Tuesday, July 27, 2010

McClatchy Washington report 7/27


  • President Barack Obama implored the Senate Monday to pass a campaign finance law that Republicans and business groups are attacking as political censorship and an effort to limit the number of ads aimed at Democratic incumbents in November's elections.

  • Guantanamo is a place the Pentagon likes to call the most transparent detention center on Earth. Hundreds of reporters have visited there, they say, since the first al Qaida suspects arrived eight years ago. They skip the part about how few go back more than once - stymied by the sheer frustration at the rules, the hoops, the time, and the costs of doing basic journalism.

  • The publication of some 92,000 classified U.S. military reports on the Afghanistan war could complicate the Obama administration's strategy for ending the Taliban-led insurgency by hurting cooperation with Pakistan and throttling the flow of vital ground intelligence, current and former U.S. officials said Monday.

  • Thousands of deceased military veterans may rest in improperly marked graves at Arlington National Cemetery, Sen. Claire McCaskill warned Monday. An inspector general's report released in June detailed numerous problems at the cemetery, one of two national cemeteries run by the Department of the Army. In three sections of the cemetery, the report found, more than 200 graves appear to have been improperly marked.

  • Texas' gubernatorial candidates agreed Monday that the Texas-Mexico border isn't secure — and took swipes at each other over a land deal and gun rights — as they spoke to about 500 Texas law enforcers. Democratic gubernatorial candidate Bill White and Republican Gov. Rick Perry told the Sheriffs Association of Texas of the need for more border security, even though President Barack Obama is sending 1,200 National Guard troops to border states beginning Sunday.

  • Thomas Steyer, a San Francisco hedge fund manager and a big backer of Democratic candidates, will donate $5 million to a group opposing the ballot measure to roll back California's landmark climate change law. California's greenhouse gas reduction law, or AB 32, aims to cut emissions to 1990 levels statewide by 2020. Backed by Valero Energy Corp. and Tesoro Corp. of Texas, Proposition 23 seeks to suspend AB 32 until the statewide unemployment rate drops to 5.5 percent for four consecutive quarters.

  • The cranes that once soared atop South Florida's skyline and the heavy machinery that hummed along below are mostly gone. But for at least one builder, the hammers have kept pounding through the depths of the recession. Habitat for Humanity of Greater Miami, one of the few builders that hasn't cut back production, now ranks among the top five home builders in Miami-Dade, a statistic that reflects just how drastic the drop in private-sector home construction has been since the recession hit.

  • Gov. Sean Parnell's hire of state Sen. Gene Therriault last year is drawing scrutiny, with a rival candidate for governor saying Therriault should be fired and now activist Andree McLeod producing a document she says proves the hire illegal. The Parnell administration says the document does not prove that at all.
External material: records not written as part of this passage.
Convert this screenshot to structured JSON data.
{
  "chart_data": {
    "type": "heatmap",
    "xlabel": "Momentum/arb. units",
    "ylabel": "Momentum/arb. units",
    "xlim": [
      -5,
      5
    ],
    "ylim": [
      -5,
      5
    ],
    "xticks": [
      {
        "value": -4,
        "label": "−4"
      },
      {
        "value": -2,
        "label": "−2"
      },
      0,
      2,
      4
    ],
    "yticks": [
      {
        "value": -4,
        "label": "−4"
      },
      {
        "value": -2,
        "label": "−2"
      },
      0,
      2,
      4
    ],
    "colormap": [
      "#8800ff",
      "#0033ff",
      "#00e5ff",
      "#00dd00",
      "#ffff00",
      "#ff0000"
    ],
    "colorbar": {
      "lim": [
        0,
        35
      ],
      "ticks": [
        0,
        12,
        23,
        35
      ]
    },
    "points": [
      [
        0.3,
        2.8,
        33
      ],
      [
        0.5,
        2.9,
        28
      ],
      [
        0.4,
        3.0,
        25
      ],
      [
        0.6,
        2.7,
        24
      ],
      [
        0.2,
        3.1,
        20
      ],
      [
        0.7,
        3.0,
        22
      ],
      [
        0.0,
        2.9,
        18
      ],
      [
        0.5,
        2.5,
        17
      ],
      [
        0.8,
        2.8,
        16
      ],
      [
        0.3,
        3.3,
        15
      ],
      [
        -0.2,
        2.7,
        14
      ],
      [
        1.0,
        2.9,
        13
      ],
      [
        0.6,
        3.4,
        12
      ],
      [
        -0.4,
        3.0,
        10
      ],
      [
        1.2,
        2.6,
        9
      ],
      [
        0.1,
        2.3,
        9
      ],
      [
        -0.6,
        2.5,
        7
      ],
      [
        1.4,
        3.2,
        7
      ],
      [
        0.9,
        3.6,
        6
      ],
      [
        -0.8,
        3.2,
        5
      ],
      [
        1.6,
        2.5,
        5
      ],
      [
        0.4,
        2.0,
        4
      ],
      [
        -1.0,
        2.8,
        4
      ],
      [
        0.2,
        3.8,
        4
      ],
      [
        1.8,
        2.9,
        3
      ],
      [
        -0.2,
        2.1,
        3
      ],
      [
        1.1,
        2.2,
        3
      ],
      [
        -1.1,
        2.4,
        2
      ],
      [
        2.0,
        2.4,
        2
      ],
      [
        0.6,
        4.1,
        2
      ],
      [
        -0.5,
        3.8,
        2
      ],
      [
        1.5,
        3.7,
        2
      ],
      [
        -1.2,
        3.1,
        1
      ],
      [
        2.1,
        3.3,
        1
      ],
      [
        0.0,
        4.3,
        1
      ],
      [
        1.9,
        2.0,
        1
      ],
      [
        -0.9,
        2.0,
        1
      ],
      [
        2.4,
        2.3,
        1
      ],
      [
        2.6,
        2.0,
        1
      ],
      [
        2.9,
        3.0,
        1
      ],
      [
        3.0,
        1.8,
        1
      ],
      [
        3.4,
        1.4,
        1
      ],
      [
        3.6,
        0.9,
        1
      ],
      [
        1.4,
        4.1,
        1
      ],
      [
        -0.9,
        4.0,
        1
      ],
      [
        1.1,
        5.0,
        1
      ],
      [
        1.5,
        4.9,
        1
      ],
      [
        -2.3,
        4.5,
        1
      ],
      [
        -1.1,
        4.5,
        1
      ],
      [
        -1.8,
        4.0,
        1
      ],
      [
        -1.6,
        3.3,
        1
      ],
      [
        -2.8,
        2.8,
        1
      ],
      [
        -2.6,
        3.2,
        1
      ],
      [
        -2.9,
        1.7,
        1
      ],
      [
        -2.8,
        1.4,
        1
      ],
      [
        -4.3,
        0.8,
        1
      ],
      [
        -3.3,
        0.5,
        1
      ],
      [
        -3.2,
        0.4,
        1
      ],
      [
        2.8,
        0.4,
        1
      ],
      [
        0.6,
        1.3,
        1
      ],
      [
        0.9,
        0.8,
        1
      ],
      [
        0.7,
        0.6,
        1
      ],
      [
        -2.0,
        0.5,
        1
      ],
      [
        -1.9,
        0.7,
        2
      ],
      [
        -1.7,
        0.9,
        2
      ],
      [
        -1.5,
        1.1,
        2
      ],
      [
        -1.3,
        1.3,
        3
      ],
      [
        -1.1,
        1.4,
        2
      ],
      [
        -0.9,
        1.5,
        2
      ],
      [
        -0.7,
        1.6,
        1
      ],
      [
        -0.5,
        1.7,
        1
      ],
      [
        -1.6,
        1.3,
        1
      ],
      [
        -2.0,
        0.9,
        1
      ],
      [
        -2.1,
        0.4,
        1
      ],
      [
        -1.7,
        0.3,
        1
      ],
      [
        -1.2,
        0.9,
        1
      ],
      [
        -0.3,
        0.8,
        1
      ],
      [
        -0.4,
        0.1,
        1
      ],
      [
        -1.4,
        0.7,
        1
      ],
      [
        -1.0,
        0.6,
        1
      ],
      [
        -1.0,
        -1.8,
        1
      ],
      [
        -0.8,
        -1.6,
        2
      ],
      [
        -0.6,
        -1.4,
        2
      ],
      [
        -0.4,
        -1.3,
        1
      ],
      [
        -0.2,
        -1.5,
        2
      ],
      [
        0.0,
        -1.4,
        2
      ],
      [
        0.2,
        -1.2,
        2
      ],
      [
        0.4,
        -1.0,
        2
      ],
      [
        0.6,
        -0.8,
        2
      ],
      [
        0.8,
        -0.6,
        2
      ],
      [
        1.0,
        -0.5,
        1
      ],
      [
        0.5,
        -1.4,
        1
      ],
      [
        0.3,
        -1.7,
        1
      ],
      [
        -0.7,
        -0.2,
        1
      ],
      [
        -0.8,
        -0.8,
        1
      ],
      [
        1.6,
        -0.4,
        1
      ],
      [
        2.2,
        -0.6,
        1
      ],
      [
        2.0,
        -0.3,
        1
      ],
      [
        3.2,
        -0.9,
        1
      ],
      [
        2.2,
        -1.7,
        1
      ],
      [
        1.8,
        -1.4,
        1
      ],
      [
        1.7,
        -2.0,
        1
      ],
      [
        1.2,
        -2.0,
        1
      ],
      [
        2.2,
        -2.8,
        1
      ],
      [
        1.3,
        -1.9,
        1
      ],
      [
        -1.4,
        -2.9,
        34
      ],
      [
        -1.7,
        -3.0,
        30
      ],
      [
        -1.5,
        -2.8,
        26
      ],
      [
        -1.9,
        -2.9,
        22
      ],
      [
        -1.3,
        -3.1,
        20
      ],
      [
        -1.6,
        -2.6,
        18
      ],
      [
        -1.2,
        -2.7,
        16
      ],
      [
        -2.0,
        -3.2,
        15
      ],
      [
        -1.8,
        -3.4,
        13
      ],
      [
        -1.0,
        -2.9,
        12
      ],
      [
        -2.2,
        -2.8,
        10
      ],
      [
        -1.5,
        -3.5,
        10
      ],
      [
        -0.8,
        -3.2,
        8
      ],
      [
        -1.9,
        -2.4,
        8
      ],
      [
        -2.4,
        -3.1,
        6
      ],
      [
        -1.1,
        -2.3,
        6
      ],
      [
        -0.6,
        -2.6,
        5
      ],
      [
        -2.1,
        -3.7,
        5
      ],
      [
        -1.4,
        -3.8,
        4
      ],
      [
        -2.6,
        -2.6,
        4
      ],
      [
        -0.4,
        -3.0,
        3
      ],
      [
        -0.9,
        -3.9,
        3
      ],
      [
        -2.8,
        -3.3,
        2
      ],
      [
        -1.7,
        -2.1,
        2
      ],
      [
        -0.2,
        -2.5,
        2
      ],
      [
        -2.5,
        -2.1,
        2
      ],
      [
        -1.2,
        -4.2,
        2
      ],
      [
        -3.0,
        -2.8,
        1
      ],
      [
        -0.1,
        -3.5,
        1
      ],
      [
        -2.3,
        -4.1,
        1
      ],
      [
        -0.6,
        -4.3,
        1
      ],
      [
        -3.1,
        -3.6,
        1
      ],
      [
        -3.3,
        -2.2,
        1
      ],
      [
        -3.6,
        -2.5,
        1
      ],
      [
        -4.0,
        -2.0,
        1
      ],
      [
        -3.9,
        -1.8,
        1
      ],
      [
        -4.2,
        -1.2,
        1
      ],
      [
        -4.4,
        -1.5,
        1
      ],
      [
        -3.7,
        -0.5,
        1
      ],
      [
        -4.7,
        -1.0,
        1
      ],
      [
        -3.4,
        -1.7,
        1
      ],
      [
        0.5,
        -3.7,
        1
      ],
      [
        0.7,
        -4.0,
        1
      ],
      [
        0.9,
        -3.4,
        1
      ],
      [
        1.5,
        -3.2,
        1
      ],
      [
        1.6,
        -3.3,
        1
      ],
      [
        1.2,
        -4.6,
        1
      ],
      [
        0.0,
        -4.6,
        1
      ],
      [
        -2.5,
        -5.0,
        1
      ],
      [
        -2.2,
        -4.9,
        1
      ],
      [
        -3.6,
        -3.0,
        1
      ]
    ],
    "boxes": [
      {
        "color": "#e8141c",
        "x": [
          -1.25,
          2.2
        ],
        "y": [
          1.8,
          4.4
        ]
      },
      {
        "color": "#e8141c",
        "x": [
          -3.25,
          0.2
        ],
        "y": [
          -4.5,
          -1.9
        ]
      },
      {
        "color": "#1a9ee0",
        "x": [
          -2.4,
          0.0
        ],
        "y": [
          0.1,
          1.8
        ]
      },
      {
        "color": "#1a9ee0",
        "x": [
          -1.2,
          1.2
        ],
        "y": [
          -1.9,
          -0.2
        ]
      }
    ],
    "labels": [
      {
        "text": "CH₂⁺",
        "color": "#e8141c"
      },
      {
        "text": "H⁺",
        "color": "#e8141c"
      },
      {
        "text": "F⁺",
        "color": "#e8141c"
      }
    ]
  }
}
  • If enthusiasm alone could add up to a successful World Cup, then Brazil — host of the 2014 soccer extravaganza — is already a winner. But holding a World Cup spread out over 12 cities in a continent-sized country will be anything but easy with challenges that include renovating and building stadiums, adhering to World Cup standards and making sure airports around the country are ready to handle the volume of fans, athletes and officials expected for the Copa Mundial.

  • It's not enough for lawmakers to bicker over war, taxes, immigration, global warming and the federal deficit. Now they're fighting over measures that congratulate college sports teams for winning national titles or hail professional athletes for their achievements.

  • Alaska state officials, anglers and conservationists are crediting tighter rules on boat engines for a major decrease in pollution in the Kenai, the state's most popular sport-fishing river. On Monday, it was removed from the list of Alaska's polluted waterways. The Kenai — a massive producer of salmon and a magnet for Southcentral fishermen and tourists — joined the list of polluted waterways four years ago after tests showed high levels of petroleum compounds in the river.

  • Last week, the conservative outrage machine tried to chew up Shirley Sherrod.
    You are familiar with that machine if you have access to the Internet or Fox News. As the name implies, it exists to stoke and maintain a state of perpetual apoplexy on the political right by feeding it a never-ending stream of perceived sins against conservative orthodoxy.